O Espiritismo e a legalização do aborto
Sabemos bem dos problemas que a prática causa, tanto à mãe quanto à criança abortada. E quanto a sermos radicalmente contrários a essa prática, não há dúvidas quanto ao acerto de nossa posição. Assim como não há dúvidas de que devemos fazer campanha permanente contra o aborto. Porém, é preciso ampliar nosso raio de visão e nossa capacidade de observar as coisas de uma forma mais ampla.
Qual deve ser nossa posição quanto à legalidade, ou não, do aborto? Trata-se de uma discussão bem diversa daquela acima. Trata-se de refletir sobre os limites aos quais a lei do homem não deve transpor. Até que ponto a lei do homem deve proibir que uma mulher se negue a ser mãe? Até que ponto deve a lei do homem interferir no livre-arbítrio dessa mulher? Embora seja nosso papel alertar sobre as conseqüências desse ato, será nosso direito impedi-lo pela força da lei?

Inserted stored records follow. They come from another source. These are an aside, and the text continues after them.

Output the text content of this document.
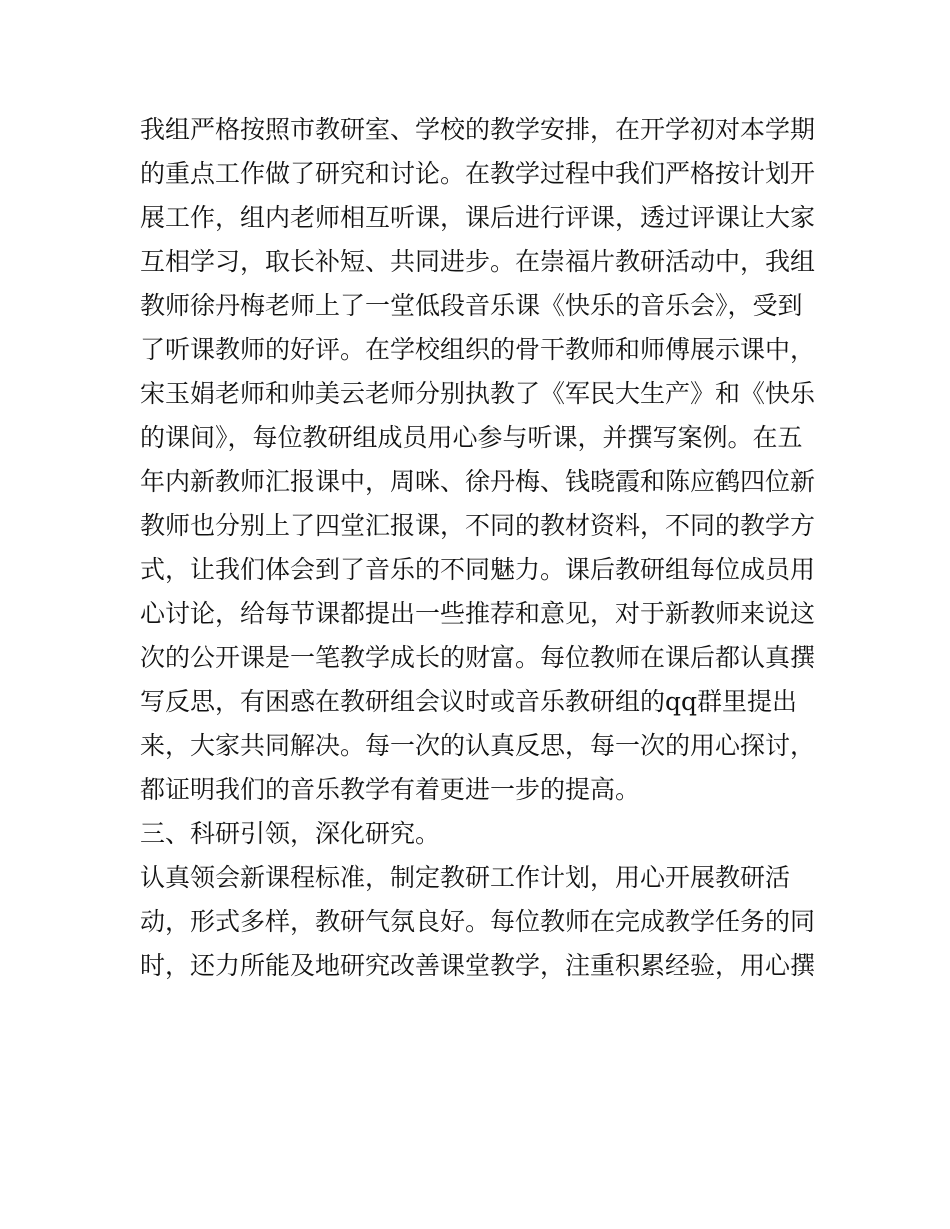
我组严格按照市教研室、学校的教学安排，在开学初对本学期
的重点工作做了研究和讨论。在教学过程中我们严格按计划开
展工作，组内老师相互听课，课后进行评课，透过评课让大家
互相学习，取长补短、共同进步。在崇福片教研活动中，我组
教师徐丹梅老师上了一堂低段音乐课《快乐的音乐会》，受到
了听课教师的好评。在学校组织的骨干教师和师傅展示课中，
宋玉娟老师和帅美云老师分别执教了《军民大生产》和《快乐
的课间》，每位教研组成员用心参与听课，并撰写案例。在五
年内新教师汇报课中，周咪、徐丹梅、钱晓霞和陈应鹤四位新
教师也分别上了四堂汇报课，不同的教材资料，不同的教学方
式，让我们体会到了音乐的不同魅力。课后教研组每位成员用
心讨论，给每节课都提出一些推荐和意见，对于新教师来说这
次的公开课是一笔教学成长的财富。每位教师在课后都认真撰
写反思，有困惑在教研组会议时或音乐教研组的qq群里提出
来，大家共同解决。每一次的认真反思，每一次的用心探讨，
都证明我们的音乐教学有着更进一步的提高。
三、科研引领，深化研究。
认真领会新课程标准，制定教研工作计划，用心开展教研活
动，形式多样，教研气氛良好。每位教师在完成教学任务的同
时，还力所能及地研究改善课堂教学，注重积累经验，用心撰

É preciso lembrar que a proibição do aborto não impede sua ocorrência. Inclusive, da forma em que a coisa se dá, da forma que nos organizamos, o Estado, esse sujeito coletivo que somos todos nós, comete, em proibindo o aborto, outros crimes diante de Deus. É público e notório que as mulheres que decidem por abortar, não recuam em sua decisão, pelo fato de lhes ser negado atendimento hospitalar. Farão da forma que for possível, independente da lei.
É aí que entra uma questão de ordem social das mais importantes. As mulheres de classe alta sequer tomam conhecimento da lei. Procuram clínicas — e existem muitas — que lhes fazem todo o procedimento, com toda a higiene e segurança a um preço elevado, que apenas estas mulheres de classe alta poderiam pagar.
Já as mulheres pobres, de vida dura e economicamente torturadas por esse sistema excludente em que vivemos, são, como de costume, jogadas à própria sorte. Elas também não deixarão de abortar, como a mulher de classe alta, mas são as únicas que são, realmente penalizadas pela lei. Estas mulheres miseráveis farão o aborto com procedimentos de alto risco, como por exemplo, introduzindo cabides retorcidos em seu ventre.
O aborto, através desses "procedimentos alternativos", buscados por mulheres sem alternativas financeiras é a terceira maior causa de morte de mulheres em São Paulo. Já na Bahia, nada mata mais mulheres do que ele.
Como espírita, reputo o aborto como prática terrível contra a qual devemos lutar. Mas, é também como espírita que vejo a necessidade de que as mulheres que optarem pelo aborto sejam assistidas com todo o carinho e cuidado pelo Estado.
Ao proibir o aborto, não estamos lutando contra ele, mas sim, cometendo o crime de omissão para com as mulheres pobres desse país. E essa omissão será debitada na nossa "conta coletiva".